Friday, September 30, 2016

When An Environmental Solution Causes Another Problem

According to the higher estimate, wind turbines killed over three hundred thousand birds globally and possibly as many as one and a half million bats.  (Science Daily:  Wind turbines killing more than just local birds)

All together with the Mark Twain mantra:  there are lies, damned lies, and statistics.  Repeat as necessary.

We can't vouch for the numbers but we can go with the estimates, which vary widely, as a general point of discussion since likely there's no disagreement wind turbines kill birds, the question is how many of them.  The article goes into more depth on the matter since it's asking where do the birds originate.  There's the general thinking the wind turbines only kill creatures which live in that area but that's not true.  They studied golden eagles and the ones killed may have come from hundreds of miles away.


The article also resolved the question of how can these large and beautiful raptors, apparently intelligent aviators, can be so damn dumb as to fly into the relatively slow-moving blade of a wind turbine.  Cripes, Big Bird, didn't you fookin' see it??

The researchers theorize the favorite food for golden eagles is a California ground squirrel of which there are plenty around the turbines.  The golden eagle is a soaring bird which is scanning the ground directly below as it searches for prey and it has no awareness of the potential threat from the wind turbine because trees don't have multi-ton rotating branches.  Whack and another deceased eagle.
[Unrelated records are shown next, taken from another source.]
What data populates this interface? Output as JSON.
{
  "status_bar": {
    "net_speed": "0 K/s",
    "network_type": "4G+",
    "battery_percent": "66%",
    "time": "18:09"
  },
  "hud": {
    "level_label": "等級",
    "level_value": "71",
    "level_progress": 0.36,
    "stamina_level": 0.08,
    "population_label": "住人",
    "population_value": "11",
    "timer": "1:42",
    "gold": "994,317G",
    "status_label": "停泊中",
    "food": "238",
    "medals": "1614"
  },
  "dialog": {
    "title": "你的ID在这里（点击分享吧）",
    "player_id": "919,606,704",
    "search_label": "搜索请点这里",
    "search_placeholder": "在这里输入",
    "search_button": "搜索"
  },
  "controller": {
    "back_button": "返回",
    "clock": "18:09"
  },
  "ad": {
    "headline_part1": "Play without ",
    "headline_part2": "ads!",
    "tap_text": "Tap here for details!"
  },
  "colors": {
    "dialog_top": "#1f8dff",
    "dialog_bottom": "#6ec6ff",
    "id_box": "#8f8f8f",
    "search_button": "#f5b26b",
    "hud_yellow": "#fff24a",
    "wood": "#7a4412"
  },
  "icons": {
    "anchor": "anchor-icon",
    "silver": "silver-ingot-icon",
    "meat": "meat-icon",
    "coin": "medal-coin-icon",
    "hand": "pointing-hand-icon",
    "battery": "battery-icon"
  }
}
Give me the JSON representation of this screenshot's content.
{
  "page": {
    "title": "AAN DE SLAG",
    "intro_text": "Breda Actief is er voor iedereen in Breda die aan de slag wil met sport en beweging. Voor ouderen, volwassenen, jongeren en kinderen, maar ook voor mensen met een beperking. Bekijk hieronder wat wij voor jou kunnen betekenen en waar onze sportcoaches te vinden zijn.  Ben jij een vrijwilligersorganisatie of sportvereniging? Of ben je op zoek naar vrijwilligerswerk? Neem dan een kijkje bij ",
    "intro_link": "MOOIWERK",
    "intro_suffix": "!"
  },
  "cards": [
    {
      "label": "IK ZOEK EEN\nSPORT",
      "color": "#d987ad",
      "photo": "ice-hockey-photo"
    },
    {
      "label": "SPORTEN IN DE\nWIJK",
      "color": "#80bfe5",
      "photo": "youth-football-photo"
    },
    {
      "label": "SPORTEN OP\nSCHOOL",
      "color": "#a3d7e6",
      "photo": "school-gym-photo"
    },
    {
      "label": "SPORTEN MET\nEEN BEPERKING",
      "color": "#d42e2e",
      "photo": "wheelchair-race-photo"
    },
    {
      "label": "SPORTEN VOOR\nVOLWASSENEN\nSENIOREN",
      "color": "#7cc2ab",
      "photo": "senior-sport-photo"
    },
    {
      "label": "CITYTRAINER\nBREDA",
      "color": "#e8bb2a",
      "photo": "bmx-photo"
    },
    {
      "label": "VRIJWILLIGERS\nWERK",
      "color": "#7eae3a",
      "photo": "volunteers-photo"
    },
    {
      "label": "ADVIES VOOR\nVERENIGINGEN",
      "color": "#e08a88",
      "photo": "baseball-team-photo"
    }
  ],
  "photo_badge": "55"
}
"Eagles tend to use that habitat around the turbines.  It's windy there, so they can save energy and soar, and their preferred prey, California ground squirrels, is abundant there," said J. Andrew DeWoody, a Purdue professor of genetics in the Department of Forestry and Natural Resources. "As they soar, these eagles are often looking straight down, and they fail to see the rapidly moving turbine blades.  They get hit by the blades and carcasses are found on the ground under the turbines."

- Science Daily

That explains how it happens but it doesn't explain what anyone will do about it.  Right now it seems what people will do is install more of them because we need electric cars or iPhone 7s or something.  Regardless of the actual number, the wind turbines kill birds and bats so there needs to be some responsibility for that but there doesn't seem much of it floating about.


How's your sci-fi playing for this one as will you make a GMO golden eagle?  All you need is these cool behavioral characteristics from Vaux's Swift, a highly-skilled pilot with no interest in soaring, so take a few of those genes and drop them down into the golden eagle's genome.  In a few generations, you have smarter eagles, yes?

(Ed:  or FrankenEagle!)

Yah, we do see how that could be a problem.  These avian terrors will make "The Birds" look like a comedy show.